Les modalités et le rythme meetings, rencontres militantes, affiches, tracts, etc. d’une telle campagne, hors élections, sont à définir et à débattre. Ses axes et ses points d’attaque aussi, afin de toucher le maximum de travailleurs et de militants en fonction de leurs préoccupations du moment : actuellement il est impossible de dissocier une campagne sur plan d’urgence d’une dénonciation de la loi Aubry vecteur actuel et surtout futur des attaques tous azimuts des patrons et du gouvernement et sans doute demain des projets de réformes de la Sécurité sociale, de la santé ou des régimes de retraite.

En tout cas il ne fait pas de doute qu’une telle campagne serait nécessaire. Elle permettrait de consolider l’alliance avec la LCR sur une politique de lutte de classe, de faire apparaître la force politique des révolutionnaires sur un autre terrain que celui des élections ou du parlement européen, de s’adresser aux autres organisations politiques ou syndicales ouvrières avec plus de crédibilité et de force et sans doute d’entraîner et de rassembler autour de nous un certain nombre de militants et de groupes, en tout cas d’extrême gauche.

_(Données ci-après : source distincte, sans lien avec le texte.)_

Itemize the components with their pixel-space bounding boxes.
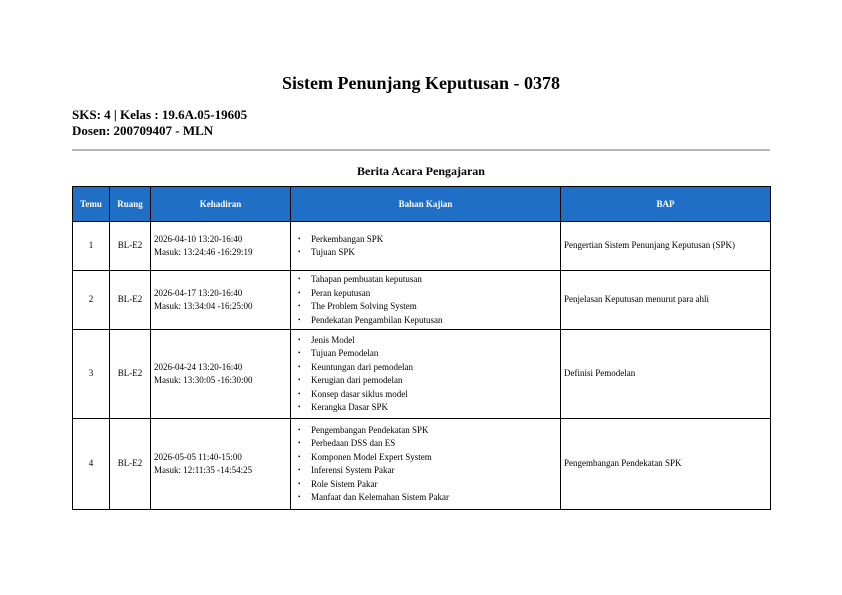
masuk-text: Masuk: 13:34:04 -16:25:00 <box>154 301 253 311</box>
header-temu: Temu <box>73 187 110 222</box>
header-bap: BAP <box>561 187 771 222</box>
masuk-text: Masuk: 12:11:35 -14:54:25 <box>154 465 253 475</box>
list-item: • Perkembangan SPK <box>294 233 557 247</box>
bahan-list <box>294 334 557 415</box>
header-kehadiran: Kehadiran <box>151 187 291 222</box>
table-header-row <box>73 187 771 222</box>
table-row <box>73 419 771 510</box>
bahan-list <box>294 233 557 260</box>
list-item: • Kerugian dari pemodelan <box>294 374 557 388</box>
list-item: • Role Sistem Pakar <box>294 478 557 492</box>
cell-bap: Pengembangan Pendekatan SPK <box>561 419 771 510</box>
cell-bap: Pengertian Sistem Penunjang Keputusan (SPK) <box>561 222 771 271</box>
list-item: • Tujuan SPK <box>294 246 557 260</box>
jadwal-text: 2026-04-17 13:20-16:40 <box>154 287 243 298</box>
bap-table <box>72 186 771 510</box>
list-item: • Tujuan Pemodelan <box>294 347 557 361</box>
cell-ruang: BL-E2 <box>110 330 151 419</box>
cell-kehadiran <box>151 222 291 271</box>
divider <box>72 149 770 151</box>
document-title: Sistem Penunjang Keputusan - 0378 <box>281 73 561 93</box>
cell-ruang: BL-E2 <box>110 419 151 510</box>
list-item: • Komponen Model Expert System <box>294 451 557 465</box>
jadwal-text: 2026-04-10 13:20-16:40 <box>154 233 243 244</box>
cell-bahan-kajian <box>291 271 561 330</box>
list-item: • Tahapan pembuatan keputusan <box>294 273 557 287</box>
cell-kehadiran <box>151 271 291 330</box>
jadwal-text: 2026-05-05 11:40-15:00 <box>154 451 242 462</box>
bahan-list <box>294 424 557 505</box>
cell-bap: Penjelasan Keputusan menurut para ahli <box>561 271 771 330</box>
list-item: • Pendekatan Pengambilan Keputusan <box>294 314 557 328</box>
list-item: • Inferensi System Pakar <box>294 464 557 478</box>
list-item: • Jenis Model <box>294 334 557 348</box>
list-item: • Kerangka Dasar SPK <box>294 401 557 415</box>
list-item: • Keuntungan dari pemodelan <box>294 361 557 375</box>
list-item: • Peran keputusan <box>294 287 557 301</box>
cell-temu: 3 <box>73 330 110 419</box>
list-item: • Pengembangan Pendekatan SPK <box>294 424 557 438</box>
section-title: Berita Acara Pengajaran <box>357 164 485 178</box>
sks-kelas-line: SKS: 4 | Kelas : 19.6A.05-19605 <box>72 107 248 122</box>
cell-kehadiran <box>151 330 291 419</box>
masuk-text: Masuk: 13:24:46 -16:29:19 <box>154 247 253 257</box>
table-row <box>73 330 771 419</box>
cell-bap: Definisi Pemodelan <box>561 330 771 419</box>
cell-temu: 2 <box>73 271 110 330</box>
header-bahan-kajian: Bahan Kajian <box>291 187 561 222</box>
list-item: • Perbedaan DSS dan ES <box>294 437 557 451</box>
cell-temu: 4 <box>73 419 110 510</box>
cell-ruang: BL-E2 <box>110 222 151 271</box>
dosen-line: Dosen: 200709407 - MLN <box>72 123 214 138</box>
bahan-list <box>294 273 557 327</box>
cell-kehadiran <box>151 419 291 510</box>
header-ruang: Ruang <box>110 187 151 222</box>
table-row <box>73 222 771 271</box>
jadwal-text: 2026-04-24 13:20-16:40 <box>154 361 243 372</box>
list-item: • Konsep dasar siklus model <box>294 388 557 402</box>
cell-ruang: BL-E2 <box>110 271 151 330</box>
cell-bahan-kajian <box>291 222 561 271</box>
table-row <box>73 271 771 330</box>
list-item: • Manfaat dan Kelemahan Sistem Pakar <box>294 491 557 505</box>
masuk-text: Masuk: 13:30:05 -16:30:00 <box>154 375 253 385</box>
cell-bahan-kajian <box>291 419 561 510</box>
list-item: • The Problem Solving System <box>294 300 557 314</box>
cell-temu: 1 <box>73 222 110 271</box>
cell-bahan-kajian <box>291 330 561 419</box>
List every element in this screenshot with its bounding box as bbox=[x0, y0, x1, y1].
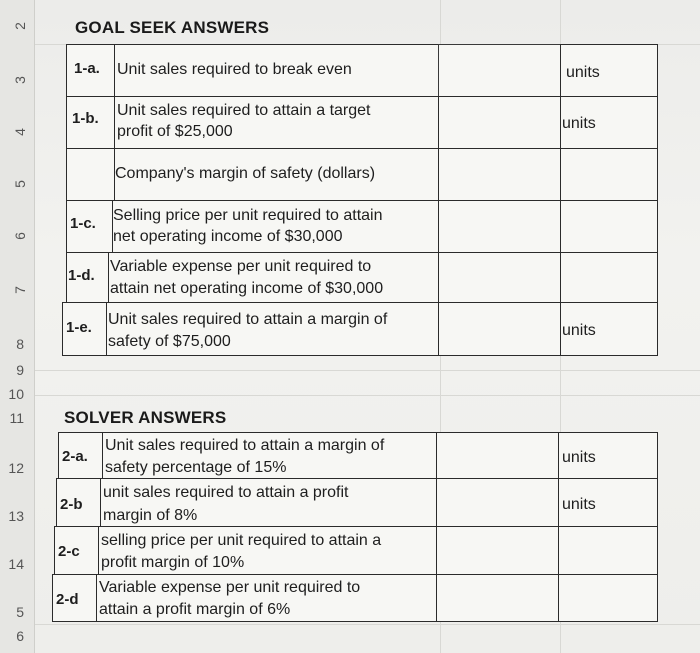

La Ligue Communiste Révolutionnaire a fait depuis deux mois un certain nombre de propositions d’activités communes. Elles ont été jugées pointillistes ? Pas assez nettement insérées dans une perspective plus large en donnant l’impression de n’avoir d’autres finalités que de prouver une unité plus symbolique que réelle ? Peut-être. Mais en les rejetant pour l’essentiel sans s’en saisir pour proposer cette perspective plus large, Lutte Ouvrière ne répondrait pas mieux aux tâches de l’heure, et raterait une occasion de faire faire un pas en avant aux deux organisations.